Les récents bénéfices colossaux de TotalEnergies, alimentés par les tensions au Moyen-Orient, relancent un débat important au sein de la sphère politique française. Face à des résultats qui dépassent les attentes, des voix s'élèvent à gauche pour réclamer une taxe spécifique sur ces superprofits, tandis que le gouvernement affiche une position plus prudente, préférant attendre une discussion plus large sur la question.

Mercredi, la compagnie pétrolière a rapporté un bénéfice de 5,8 milliards de dollars pour le premier trimestre, soit une augmentation de 51 % par rapport à l'an passé. Un dividende d'5,9 % a également été distribué aux actionnaires. Des résultats qui suscitent l'indignation, notamment au Parti socialiste, qui a proposé une loi de taxation sur les entreprises réalisant des bénéfices supérieurs à 750 millions d'euros, avec une taxation oscillant entre 20 et 40% sur les excédents.

Olivier Faure, premier secrétaire du PS, a souligné sur RTL que les superprofits devraient être calculés sur la base des trois dernières années, estimant qu'une telle taxe pourrait rapporter environ deux milliards d'euros. Il a également souligné que, bien que TotalEnergies affirme que la majorité de ses bénéfices proviennent de l'étranger, la taxation devrait s'appliquer aux résultats mondiaux de l'entreprise.

Le sentiment d'indécence est palpable, a commenté Faure, alors que des millions de personnes souffrent actuellement du contexte de guerre. D'autres voix de gauche, comme ceux de La France insoumise, ont qualifié ces bénéfices de profits indécents, tandis qu'Eva Sas, députée écologiste, a également déposé une proposition similaire.

Du côté du gouvernement, le Premier ministre Sébastien Lecornu a déclaré que ce sujet serait à l'ordre du jour pour l'an prochain, arguant qu'une telle mesure ne peut pas être mise en place à la hâte. Il a aussi salué l'initiative de TotalEnergies de maintenir des prix plafonnés pour l'essence et le diesel, une démarche qui apaise la colère des consommateurs.
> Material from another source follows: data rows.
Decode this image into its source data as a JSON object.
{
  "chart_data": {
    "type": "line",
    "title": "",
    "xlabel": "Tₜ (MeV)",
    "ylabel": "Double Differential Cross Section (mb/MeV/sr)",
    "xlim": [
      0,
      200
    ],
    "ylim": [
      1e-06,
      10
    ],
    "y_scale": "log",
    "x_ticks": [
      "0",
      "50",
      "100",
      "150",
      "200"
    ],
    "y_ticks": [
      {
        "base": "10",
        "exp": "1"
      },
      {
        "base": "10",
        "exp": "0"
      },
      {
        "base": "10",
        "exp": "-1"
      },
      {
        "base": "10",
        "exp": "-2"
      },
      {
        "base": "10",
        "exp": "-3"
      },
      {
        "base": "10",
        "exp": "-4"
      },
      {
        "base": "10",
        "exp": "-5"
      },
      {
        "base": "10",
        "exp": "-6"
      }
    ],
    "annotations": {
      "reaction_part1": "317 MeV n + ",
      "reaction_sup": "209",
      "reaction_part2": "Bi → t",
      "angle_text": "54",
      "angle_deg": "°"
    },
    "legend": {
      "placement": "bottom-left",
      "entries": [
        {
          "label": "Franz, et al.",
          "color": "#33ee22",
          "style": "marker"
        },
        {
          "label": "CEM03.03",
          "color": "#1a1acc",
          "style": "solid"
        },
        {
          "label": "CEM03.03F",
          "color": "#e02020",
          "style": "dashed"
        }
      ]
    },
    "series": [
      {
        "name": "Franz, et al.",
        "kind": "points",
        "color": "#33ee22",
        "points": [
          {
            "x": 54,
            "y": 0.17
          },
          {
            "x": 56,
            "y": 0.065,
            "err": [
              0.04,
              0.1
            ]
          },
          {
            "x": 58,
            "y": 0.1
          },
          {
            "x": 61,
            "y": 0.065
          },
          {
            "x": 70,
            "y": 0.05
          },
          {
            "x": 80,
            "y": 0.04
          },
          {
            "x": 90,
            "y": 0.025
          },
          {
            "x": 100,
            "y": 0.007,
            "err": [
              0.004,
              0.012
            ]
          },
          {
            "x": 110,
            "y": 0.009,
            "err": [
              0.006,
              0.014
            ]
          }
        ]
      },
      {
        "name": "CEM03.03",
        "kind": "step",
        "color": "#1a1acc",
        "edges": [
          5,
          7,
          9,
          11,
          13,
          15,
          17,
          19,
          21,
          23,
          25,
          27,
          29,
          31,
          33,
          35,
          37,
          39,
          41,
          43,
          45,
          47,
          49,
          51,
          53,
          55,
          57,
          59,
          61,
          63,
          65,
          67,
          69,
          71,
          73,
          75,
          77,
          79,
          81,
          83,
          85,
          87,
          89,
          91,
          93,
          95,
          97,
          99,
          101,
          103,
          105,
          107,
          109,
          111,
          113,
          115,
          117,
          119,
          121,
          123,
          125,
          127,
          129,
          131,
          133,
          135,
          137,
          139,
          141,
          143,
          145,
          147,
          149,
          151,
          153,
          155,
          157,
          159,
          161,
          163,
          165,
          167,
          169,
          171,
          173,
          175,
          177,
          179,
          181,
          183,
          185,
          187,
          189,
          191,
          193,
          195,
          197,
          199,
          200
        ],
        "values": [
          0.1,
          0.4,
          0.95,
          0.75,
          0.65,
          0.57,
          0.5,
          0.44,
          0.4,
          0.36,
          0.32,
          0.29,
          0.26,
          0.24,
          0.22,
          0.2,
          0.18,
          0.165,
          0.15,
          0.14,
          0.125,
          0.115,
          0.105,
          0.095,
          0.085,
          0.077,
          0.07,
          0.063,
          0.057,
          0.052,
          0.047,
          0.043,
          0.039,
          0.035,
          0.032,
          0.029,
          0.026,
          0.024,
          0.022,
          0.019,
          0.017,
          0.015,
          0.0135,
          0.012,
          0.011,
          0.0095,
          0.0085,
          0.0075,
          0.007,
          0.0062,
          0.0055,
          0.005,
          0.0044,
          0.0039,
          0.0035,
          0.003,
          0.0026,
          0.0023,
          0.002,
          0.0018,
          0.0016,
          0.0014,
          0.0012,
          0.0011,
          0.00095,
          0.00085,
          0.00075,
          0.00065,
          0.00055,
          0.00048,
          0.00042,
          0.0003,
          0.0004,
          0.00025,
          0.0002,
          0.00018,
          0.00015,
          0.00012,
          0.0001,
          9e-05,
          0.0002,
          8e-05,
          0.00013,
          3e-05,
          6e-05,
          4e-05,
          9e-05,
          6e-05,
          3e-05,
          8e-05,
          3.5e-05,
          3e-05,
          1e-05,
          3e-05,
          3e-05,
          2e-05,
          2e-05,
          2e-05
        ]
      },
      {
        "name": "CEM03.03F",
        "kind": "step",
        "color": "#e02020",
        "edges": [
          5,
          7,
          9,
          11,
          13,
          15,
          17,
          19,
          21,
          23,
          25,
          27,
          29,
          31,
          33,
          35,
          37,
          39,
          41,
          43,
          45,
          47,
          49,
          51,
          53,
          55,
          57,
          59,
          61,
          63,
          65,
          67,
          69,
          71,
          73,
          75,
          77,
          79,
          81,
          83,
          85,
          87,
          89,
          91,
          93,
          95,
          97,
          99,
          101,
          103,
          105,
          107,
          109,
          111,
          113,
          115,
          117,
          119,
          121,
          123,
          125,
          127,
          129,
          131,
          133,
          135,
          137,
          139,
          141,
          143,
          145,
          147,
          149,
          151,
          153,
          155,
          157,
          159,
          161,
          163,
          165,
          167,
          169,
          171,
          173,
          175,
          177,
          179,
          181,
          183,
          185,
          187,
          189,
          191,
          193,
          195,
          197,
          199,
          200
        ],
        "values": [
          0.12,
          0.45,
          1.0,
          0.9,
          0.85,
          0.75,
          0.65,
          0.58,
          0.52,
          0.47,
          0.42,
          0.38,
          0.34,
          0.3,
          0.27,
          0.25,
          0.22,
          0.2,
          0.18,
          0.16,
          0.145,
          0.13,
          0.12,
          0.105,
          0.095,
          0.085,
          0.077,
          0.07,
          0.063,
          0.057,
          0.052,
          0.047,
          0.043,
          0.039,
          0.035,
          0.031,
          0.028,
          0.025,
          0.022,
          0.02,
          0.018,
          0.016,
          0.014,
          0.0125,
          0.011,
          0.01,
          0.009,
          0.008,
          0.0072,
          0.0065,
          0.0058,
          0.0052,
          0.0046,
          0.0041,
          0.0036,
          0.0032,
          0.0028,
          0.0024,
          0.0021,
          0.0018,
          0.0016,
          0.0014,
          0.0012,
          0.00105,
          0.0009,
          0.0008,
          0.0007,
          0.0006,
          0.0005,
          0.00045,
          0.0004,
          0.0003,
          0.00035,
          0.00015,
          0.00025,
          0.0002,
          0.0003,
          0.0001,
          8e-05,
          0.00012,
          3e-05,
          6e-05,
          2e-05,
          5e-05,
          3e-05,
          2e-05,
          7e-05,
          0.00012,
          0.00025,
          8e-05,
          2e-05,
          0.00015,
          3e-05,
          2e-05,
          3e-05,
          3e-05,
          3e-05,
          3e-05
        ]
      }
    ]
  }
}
En revanche, le Rassemblement National ne reste pas en retrait et soutient la taxation des superprofits, bien que ses dirigeants expriment des opinions divergentes sur son urgence. Marine Le Pen a été catégorique, qualifiant cette taxation de mesure de justice sociale impérieuse, tandis que Jordan Bardella s'est montré plus réservé, avouant que d'autres priorités pourraient prévaloir.

Face à la flambée des prix des carburants, le gouvernement a aussi annoncé des aides directes pour trois millions de travailleurs modestes, notamment dans le secteur de la santé et des transports. Sébastien Lecornu a rassuré en précisant que le coût de ces aides serait largement compensé par des recettes fiscales supplémentaires engendrées par l'augmentation des prix.

Dans l'immédiat, avec un contexte budgétaire tendu, aucune taxation spécifique sur les grandes compagnies pétrolières comme TotalEnergies n'est envisagée. Cependant, la possibilité d'une taxation au niveau européen pourrait être discutée dans le futur. Maud Bregeon, porte-parole du gouvernement, a rappelé que la présence d'une entreprise pétrolière nationale est un atout pour la souveraineté du pays, tout en indiquant qu'aucun profit indécent ne devrait être réalisé sur le dos des crises traversées par la population.